Timetables have a way of slipping on presidents.

"On the foreign side, they had this great big tangle of a war, inherited from the last administration, in Vietnam, and they had to decide whether to dump it quickly and blame it on the Democrats, or wind it down slowly and carefully in such a way as to hope it would seem like a victory -- or a qualified victory, and at least not a wholesale defeat," Neustadt says. "They chose the latter. They hoped to do it in a year; it took them four, and a lot of trouble in this country and a lot of bombing in Vietnam.

"But in either case -- turning down a war or installing a moderate course of economic policy -- you weren't under a gun to come up with something very complicated the first month. That's very hard."

Already in Washington, Reagan advisers like former Federal Reserve chief Arthur Burns are suggesting the tax cut be reduced or stretched out.
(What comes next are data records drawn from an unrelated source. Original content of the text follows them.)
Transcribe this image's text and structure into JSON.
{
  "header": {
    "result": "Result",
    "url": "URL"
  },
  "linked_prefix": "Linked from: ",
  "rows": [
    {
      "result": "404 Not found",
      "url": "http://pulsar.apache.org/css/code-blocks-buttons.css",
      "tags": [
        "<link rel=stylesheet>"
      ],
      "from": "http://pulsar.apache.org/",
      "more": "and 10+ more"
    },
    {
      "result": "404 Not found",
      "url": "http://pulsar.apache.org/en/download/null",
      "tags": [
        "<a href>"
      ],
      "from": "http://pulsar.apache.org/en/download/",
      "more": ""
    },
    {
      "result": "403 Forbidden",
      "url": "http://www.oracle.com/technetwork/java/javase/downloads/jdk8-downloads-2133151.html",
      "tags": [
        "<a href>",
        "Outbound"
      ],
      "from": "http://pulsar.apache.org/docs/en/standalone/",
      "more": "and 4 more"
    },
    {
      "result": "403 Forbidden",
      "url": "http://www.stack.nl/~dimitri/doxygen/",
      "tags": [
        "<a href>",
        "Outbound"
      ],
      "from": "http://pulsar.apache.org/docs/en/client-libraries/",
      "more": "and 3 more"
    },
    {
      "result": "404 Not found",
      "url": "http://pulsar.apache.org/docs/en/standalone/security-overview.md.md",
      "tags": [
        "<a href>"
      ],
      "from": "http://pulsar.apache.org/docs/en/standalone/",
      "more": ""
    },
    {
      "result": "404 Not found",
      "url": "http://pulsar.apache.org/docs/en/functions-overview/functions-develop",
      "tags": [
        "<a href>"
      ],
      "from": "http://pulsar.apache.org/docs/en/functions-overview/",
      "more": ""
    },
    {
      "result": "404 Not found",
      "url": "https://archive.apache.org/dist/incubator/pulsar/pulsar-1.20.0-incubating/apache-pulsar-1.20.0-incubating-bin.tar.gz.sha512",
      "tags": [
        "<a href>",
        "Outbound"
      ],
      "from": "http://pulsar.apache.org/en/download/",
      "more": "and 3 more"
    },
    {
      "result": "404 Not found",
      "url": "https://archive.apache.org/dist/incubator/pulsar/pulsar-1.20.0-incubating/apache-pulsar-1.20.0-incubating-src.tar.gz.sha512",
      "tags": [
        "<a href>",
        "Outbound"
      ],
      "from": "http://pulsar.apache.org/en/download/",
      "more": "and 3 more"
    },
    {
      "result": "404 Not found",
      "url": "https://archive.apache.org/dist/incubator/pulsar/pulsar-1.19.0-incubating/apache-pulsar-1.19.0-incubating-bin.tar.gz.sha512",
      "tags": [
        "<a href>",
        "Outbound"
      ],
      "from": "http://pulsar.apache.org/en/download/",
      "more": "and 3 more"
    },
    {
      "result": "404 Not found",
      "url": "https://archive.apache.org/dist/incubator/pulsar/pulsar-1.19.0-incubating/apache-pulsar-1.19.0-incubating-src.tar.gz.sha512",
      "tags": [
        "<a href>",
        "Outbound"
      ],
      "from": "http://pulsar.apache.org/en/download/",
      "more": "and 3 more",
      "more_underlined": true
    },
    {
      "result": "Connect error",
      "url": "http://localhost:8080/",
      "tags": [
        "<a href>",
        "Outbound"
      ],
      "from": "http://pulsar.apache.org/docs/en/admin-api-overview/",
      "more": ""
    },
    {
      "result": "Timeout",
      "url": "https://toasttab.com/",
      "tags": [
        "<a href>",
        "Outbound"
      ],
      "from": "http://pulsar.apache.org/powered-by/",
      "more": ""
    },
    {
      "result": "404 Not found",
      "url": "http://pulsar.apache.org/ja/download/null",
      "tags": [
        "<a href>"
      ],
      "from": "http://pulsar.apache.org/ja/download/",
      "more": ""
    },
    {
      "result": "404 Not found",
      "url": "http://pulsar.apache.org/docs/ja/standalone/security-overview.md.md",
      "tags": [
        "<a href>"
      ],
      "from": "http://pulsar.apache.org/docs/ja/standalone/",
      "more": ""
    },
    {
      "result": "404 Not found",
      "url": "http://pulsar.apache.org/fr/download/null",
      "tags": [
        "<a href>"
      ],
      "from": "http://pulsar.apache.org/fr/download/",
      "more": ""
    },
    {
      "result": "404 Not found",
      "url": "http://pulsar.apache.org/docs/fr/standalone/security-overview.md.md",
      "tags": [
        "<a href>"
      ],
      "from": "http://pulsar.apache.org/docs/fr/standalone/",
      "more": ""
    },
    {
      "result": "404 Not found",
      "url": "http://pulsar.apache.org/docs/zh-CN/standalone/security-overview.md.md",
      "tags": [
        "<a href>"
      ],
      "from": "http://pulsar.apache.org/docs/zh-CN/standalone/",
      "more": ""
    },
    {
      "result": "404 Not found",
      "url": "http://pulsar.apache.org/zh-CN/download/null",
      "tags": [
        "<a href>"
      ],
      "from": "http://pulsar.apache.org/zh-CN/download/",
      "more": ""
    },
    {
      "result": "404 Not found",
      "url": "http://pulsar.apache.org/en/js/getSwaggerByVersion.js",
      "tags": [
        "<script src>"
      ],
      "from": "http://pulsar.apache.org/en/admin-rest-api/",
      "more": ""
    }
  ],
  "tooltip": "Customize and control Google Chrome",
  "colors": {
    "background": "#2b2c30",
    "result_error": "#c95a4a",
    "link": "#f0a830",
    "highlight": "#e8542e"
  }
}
President Reagan met last week with the key Democratic congressional committee chairman, in his first courtesy bargaining moves.

Reagan has salted his Cabinet and subCabinet posts with longtime pragmatic friends, like Defense Secretary Caspar Weinberger, who are expected to bear him the bad news of what is politically feasible and dictated by economic facts of life.

So in policy arguments in the White House and on Capitol Hill the stage is already being set for economic program compromise -- two or three weeks before the Reagan economic plan is announced.

Is this the right time for the pragmatic, compromising side of Ronald Reagan to take over? Perhaps not, according to Neustadt: "I think it's highly likely the Reagan programs attempted will not produce the solutions claimed for t hem, partly because they end as compromises."